Tue Dec 04 05:00 PM -- 05:20 PM (PST) @ None

Cluster stability has recently received growing attention as a cluster validation criterion in a sample-based framework. However, recent work [2] has shown that as the sample size increases to infinity, any clustering model will usually become asymptotically stable. This led to the conclusion that stability is lacking as a theoretical and practical tool. The discrepancy between this conclusion and the success of stability in practice has remained an open question, which we attempt to address. Our theoretical approach is that stability, as used by cluster validation algorithms, is similar in certain respects to measures of generalization in a model-selection framework. In such cases, the model chosen governs the convergence rate of generalization bounds. By arguing that these rates are more important than the sample size, we are led to the prediction that stability-based cluster validation algorithms should not degrade with increasing sample size, despite the asymptotic universal stability. This prediction is substantiated by a theoretical analysis as well as several empirical results. We conclude that stability remains a meaningful theoretical and practical criterion for cluster validity over finite samples.

Author Information

Ohad Shamir (Weizmann Institute of Science)
Naftali Tishby (The Hebrew University Jerusalem)

Naftali Tishby, is a professor of computer science and the director of the Interdisciplinary Center for Neural Computation (ICNC) at the Hebrew university of Jerusalem.

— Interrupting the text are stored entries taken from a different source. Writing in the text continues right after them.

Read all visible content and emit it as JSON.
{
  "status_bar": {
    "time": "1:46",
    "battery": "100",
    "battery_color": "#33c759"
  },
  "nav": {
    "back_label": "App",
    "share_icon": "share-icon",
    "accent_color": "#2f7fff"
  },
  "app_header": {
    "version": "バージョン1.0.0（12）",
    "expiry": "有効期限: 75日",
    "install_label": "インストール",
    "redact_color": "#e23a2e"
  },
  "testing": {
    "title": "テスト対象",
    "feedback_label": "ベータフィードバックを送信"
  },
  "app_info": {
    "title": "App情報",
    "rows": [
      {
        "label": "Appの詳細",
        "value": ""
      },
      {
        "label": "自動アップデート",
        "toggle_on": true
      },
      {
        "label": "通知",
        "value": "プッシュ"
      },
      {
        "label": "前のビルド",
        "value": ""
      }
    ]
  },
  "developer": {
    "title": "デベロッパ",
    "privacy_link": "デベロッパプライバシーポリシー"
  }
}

He received his Ph.D. in theoretical physics from the Hebrew University and was a research staff member at MIT and Bell Labs from 1985 to 1991. He was also a visiting professor at Princeton NECI, the University of Pennsylvania and the University of California at Santa Barbara. Dr. Tishby is a leader of machine learning research and computational neuroscience. He was among the first to introduce methods from statistical physics into learning theory, and dynamical systems techniques in speech processing. His current research is at the interface between computer science, statistical physics and computational neuroscience and concerns the foundations of biological information processing and the connections between dynamics and information.